The Orioles spent the offseason reluctant to pursue big-ticket free agents tied to qualifying offers because they were hesitant to forfeit their first-round pick in this year's draft. But they've still maintained steady interest in right-hander Yovani Gallardo, the only remaining free-agent pitcher who will require losing a draft pick to sign.

And now, with one week left until pitchers and catchers report to spring training, the Orioles — who have done little to upgrade their starting rotation, which they targeted as their No. 1 offseason priority — are engaged in ongoing dialogue to sign Gallardo, according to an industry source.


Gallardo, who turns 30 on Feb. 27, was issued a qualifying offer by the Texas Rangers, so the Orioles would lose their first-round draft pick (currently 14th overall) in order to sign him. That is a steep price, especially since it would be the Orioles' highest pick since taking Kevin Gausman fourth overall in 2012, but even a pick in the middle of the first round offers no guarantee of success.

It marks a shift in philosophy for the Orioles, who highly valued their draft-pick surplus earlier this offseason, but could now make a serious play for two of the three remaining free agents tied to a qualifying offer.

A nine-year veteran coming off a solid season with the Rangers, Gallardo went 13-11 with a 3.42 ERA in 33 starts in 2015. He struck out 121 and walked 68 in 184 1/3 innings. Gallardo's ERA and innings would've ranked second among Orioles starters last season behind left-hander Wei-Yin Chen, who signed with the Miami Marlins.

Gallardo would offer the Orioles exactly what they need, an innings eater who has maintained his effectiveness as he has evolved from a flamethrower to a contact pitcher. Gallardo has a track record of durability, averaging 191 innings over the past seven seasons. Gallardo's strikeout total has slowly declined over the years, going from 9.9 per nine innings in 2009 to 5.9 in 2015. But he has posted an ERA above 3.66 only once in the past five seasons, when he had a 4.18 ERA in 2013 with the Milwaukee Brewers.

Gallardo was seeking a contract in the four-year, $50 million range earlier this offseason, but the Orioles are currently discussing no more than a three-year deal.

Even if they lost their first-round pick to sign Gallardo, the Orioles would still have five picks among the first 100 in this year's draft. But relinquishing the first pick could also allow them to be a player for free-agent outfielder Dexter Fowler.

Fowler, who declined a qualifying offer from the Chicago Cubs, would also require losing a pick. If the Orioles signed Gallardo, they would be much more open to making a run at Fowler, who would cost the Orioles the 29th overall pick but could also fill their corner-outfield hole.

Fowler, who turns 30 on March 22, had a strong season with the Chicago Cubs last year, hitting .250/.346/.411 while setting career highs in runs scored (102) and home runs (17) while finishing with 46 RBIs. The eight-year veteran's career .363 on-base percentage would upgrade an area of need for the Orioles.

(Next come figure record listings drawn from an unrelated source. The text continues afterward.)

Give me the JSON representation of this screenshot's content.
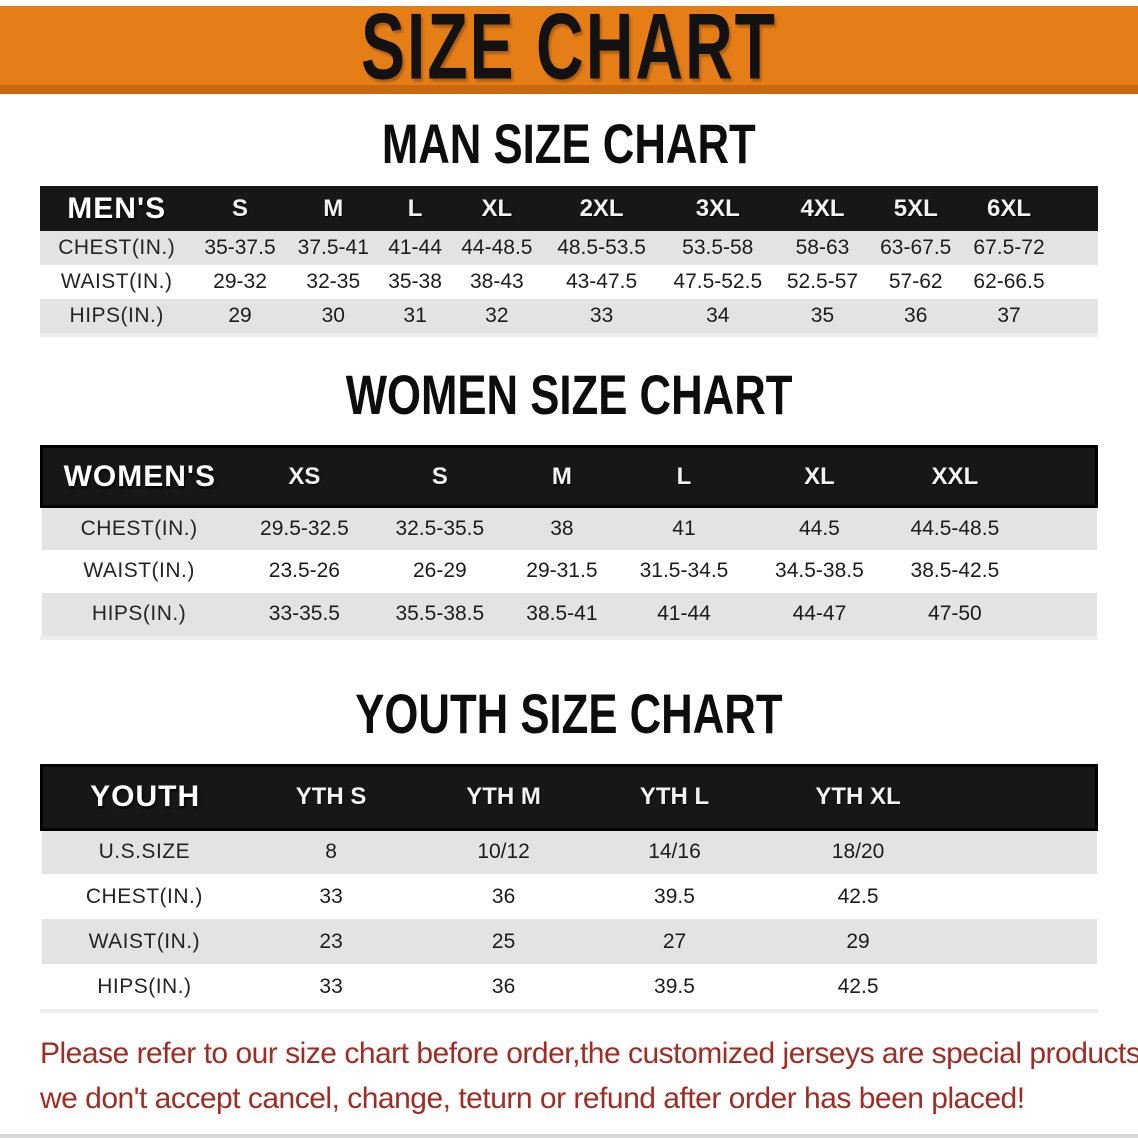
{
  "banner": {
    "title": "SIZE CHART",
    "background_color": "#E67E17",
    "text_color": "#121212"
  },
  "sections": [
    {
      "title": "MAN SIZE CHART",
      "header_label": "MEN'S",
      "columns": [
        "S",
        "M",
        "L",
        "XL",
        "2XL",
        "3XL",
        "4XL",
        "5XL",
        "6XL"
      ],
      "rows": [
        {
          "label": "CHEST(IN.)",
          "values": [
            "35-37.5",
            "37.5-41",
            "41-44",
            "44-48.5",
            "48.5-53.5",
            "53.5-58",
            "58-63",
            "63-67.5",
            "67.5-72"
          ]
        },
        {
          "label": "WAIST(IN.)",
          "values": [
            "29-32",
            "32-35",
            "35-38",
            "38-43",
            "43-47.5",
            "47.5-52.5",
            "52.5-57",
            "57-62",
            "62-66.5"
          ]
        },
        {
          "label": "HIPS(IN.)",
          "values": [
            "29",
            "30",
            "31",
            "32",
            "33",
            "34",
            "35",
            "36",
            "37"
          ]
        }
      ]
    },
    {
      "title": "WOMEN SIZE CHART",
      "header_label": "WOMEN'S",
      "columns": [
        "XS",
        "S",
        "M",
        "L",
        "XL",
        "XXL"
      ],
      "rows": [
        {
          "label": "CHEST(IN.)",
          "values": [
            "29.5-32.5",
            "32.5-35.5",
            "38",
            "41",
            "44.5",
            "44.5-48.5"
          ]
        },
        {
          "label": "WAIST(IN.)",
          "values": [
            "23.5-26",
            "26-29",
            "29-31.5",
            "31.5-34.5",
            "34.5-38.5",
            "38.5-42.5"
          ]
        },
        {
          "label": "HIPS(IN.)",
          "values": [
            "33-35.5",
            "35.5-38.5",
            "38.5-41",
            "41-44",
            "44-47",
            "47-50"
          ]
        }
      ]
    },
    {
      "title": "YOUTH SIZE CHART",
      "header_label": "YOUTH",
      "columns": [
        "YTH S",
        "YTH M",
        "YTH L",
        "YTH XL"
      ],
      "rows": [
        {
          "label": "U.S.SIZE",
          "values": [
            "8",
            "10/12",
            "14/16",
            "18/20"
          ]
        },
        {
          "label": "CHEST(IN.)",
          "values": [
            "33",
            "36",
            "39.5",
            "42.5"
          ]
        },
        {
          "label": "WAIST(IN.)",
          "values": [
            "23",
            "25",
            "27",
            "29"
          ]
        },
        {
          "label": "HIPS(IN.)",
          "values": [
            "33",
            "36",
            "39.5",
            "42.5"
          ]
        }
      ]
    }
  ],
  "disclaimer": {
    "line1": "Please refer to our size chart before order,the customized jerseys are special products,",
    "line2": "we don't accept cancel, change, teturn or refund after order has been placed!",
    "text_color": "#A02C24"
  },
  "colors": {
    "banner_orange": "#E67E17",
    "banner_edge_orange": "#C8690F",
    "table_header_black": "#171717",
    "row_gray": "#E3E3E3",
    "row_white": "#FFFFFF",
    "disclaimer_red": "#A02C24"
  }
}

It would be much like the Orioles' spring training signings in 2014, when they forfeited the 17th overall pick to sign right-hander Ubaldo Jimenez to a four-year, $50 million deal and then relinquished their second-round pick by signing outfielder Nelson Cruz to a one-year, $8 million flier. By doing that, the Orioles were able to sign two free agents tied to draft-pick compensation to contracts under market value.

That season, the Orioles didn't have a pick until the 90th overall. But even if they lost their first two picks this year, the Orioles would still have four picks among the first 91.

After committing nearly $215 million to free agents this offseason, the Orioles' payroll for 2016 is already beyond the $130 million mark, their highest in franchise history.